Almost all comedy emerges from a disputation of power. In the classic man vs. man or man vs. nature, for example, comedy emerges when a man tries and fails to overcome a problem because of overreach fueled by arrogance and ignorance. A classic example is, to use television, from Seinfeld when Kramer tried to adapt his bathtub for better waterflow in defiance of his landlord's requirement to reduce water use; he lacked understanding of the problem and arrogantly assumed he knew how to fix it; the resulting flood of his entire apartment was consequently funny. Other classic sources of comedy come from the Upstairs/Downstairs mould of television, where the powerful are never torn down, but are routinely shown up as incompetent and undeserving of their status by their cleverer underlings. Even The Argument Sketch from Monty Python is all about the two characters attempting to powerplay each other, each cleverly looking for a way to either needle or deflect the other's jibe, to put the other man "under."

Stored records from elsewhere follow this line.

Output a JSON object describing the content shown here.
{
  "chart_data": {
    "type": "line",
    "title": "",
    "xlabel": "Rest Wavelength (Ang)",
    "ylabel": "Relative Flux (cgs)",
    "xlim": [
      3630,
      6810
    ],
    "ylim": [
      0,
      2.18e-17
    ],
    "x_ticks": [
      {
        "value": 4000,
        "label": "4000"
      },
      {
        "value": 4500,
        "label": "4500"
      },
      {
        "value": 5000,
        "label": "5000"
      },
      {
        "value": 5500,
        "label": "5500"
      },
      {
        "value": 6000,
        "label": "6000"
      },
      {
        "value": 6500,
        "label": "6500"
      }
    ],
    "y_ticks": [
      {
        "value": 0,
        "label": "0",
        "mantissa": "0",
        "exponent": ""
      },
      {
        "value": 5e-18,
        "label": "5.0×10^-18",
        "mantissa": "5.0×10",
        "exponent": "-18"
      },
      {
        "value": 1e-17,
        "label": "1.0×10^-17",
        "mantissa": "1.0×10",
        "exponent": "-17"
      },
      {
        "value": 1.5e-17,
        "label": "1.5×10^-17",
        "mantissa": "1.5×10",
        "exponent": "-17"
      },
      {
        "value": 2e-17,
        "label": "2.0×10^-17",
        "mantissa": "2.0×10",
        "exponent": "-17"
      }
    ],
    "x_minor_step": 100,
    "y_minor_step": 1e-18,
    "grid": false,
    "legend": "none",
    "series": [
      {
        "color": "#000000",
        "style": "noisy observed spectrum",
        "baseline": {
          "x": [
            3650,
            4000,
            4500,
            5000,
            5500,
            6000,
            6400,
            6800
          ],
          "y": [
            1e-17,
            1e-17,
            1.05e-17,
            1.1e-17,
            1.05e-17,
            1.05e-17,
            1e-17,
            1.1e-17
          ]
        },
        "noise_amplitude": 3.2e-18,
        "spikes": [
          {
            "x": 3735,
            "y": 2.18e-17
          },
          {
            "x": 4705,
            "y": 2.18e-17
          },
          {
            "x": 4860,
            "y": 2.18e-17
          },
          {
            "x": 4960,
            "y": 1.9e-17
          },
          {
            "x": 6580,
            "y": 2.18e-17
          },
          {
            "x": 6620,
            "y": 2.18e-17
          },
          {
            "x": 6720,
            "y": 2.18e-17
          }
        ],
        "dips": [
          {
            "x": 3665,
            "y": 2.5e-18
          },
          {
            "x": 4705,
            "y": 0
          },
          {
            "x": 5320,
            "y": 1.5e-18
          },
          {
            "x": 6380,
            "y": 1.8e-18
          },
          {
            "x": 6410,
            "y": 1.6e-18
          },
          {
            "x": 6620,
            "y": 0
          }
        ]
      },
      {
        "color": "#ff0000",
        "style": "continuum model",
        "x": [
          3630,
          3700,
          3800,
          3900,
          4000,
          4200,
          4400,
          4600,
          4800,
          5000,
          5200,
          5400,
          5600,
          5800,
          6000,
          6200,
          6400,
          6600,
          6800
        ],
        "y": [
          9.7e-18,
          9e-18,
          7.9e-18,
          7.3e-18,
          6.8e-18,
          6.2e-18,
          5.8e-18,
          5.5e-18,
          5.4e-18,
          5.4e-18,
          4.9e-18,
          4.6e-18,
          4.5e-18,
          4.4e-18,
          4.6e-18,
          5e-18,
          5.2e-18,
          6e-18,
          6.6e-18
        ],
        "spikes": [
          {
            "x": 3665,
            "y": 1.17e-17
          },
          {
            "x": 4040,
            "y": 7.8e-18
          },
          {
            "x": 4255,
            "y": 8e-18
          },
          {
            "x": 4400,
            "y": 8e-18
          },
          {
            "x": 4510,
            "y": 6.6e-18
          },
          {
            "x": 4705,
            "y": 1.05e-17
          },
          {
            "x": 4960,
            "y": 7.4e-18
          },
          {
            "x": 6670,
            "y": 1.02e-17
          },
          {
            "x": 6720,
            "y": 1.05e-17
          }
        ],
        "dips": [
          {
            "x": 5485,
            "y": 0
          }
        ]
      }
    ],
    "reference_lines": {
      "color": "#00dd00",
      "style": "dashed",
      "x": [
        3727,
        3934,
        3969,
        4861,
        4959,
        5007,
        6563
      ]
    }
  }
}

Which is why there's a moment in Heavy Metal's "Lincoln F. Sternn" segment that once seemed funny, but now dies like a landed fish. The scene is supposed to be comic. Sternn is on trial for being a very bad man, and his list of achievements is impressive. "Lincoln Sternn, you stand here accused of 12 counts of murder in the first degree, 14 counts of armed theft of Federation property, 22 counts of piracy in high space, 18 counts of fraud, 37 counts of rape, and one moving violation." The prosecutor pauses after every count to let it sink in. The "camera" (Heavy Metal is animated) looks over the bored judge, the restless jury, the steely-eyed prosecutor. When the prosecutor reads the rape charge, the camera focuses on Sternn... whose smile broadens knowingly.
That used to be considered *humor.*It's funy, because, see, we all know that, while, legally, rape is, like, a bad thing, Sternn is such a manly man that, well, he was just putting women in their proper place in the power structure, and it's not like he killed them or anything, he was just doing what a man does.
The women in that scene aren't human beings; they're merely pawns.
Once you live in a world where men and women are equals, it stops being funny. Instead, it comes across as horrifying, and Sternn's consequential escape from justice (as well as the murder of his henchman) loses all comic impetus. Then again, so does getting away with murder.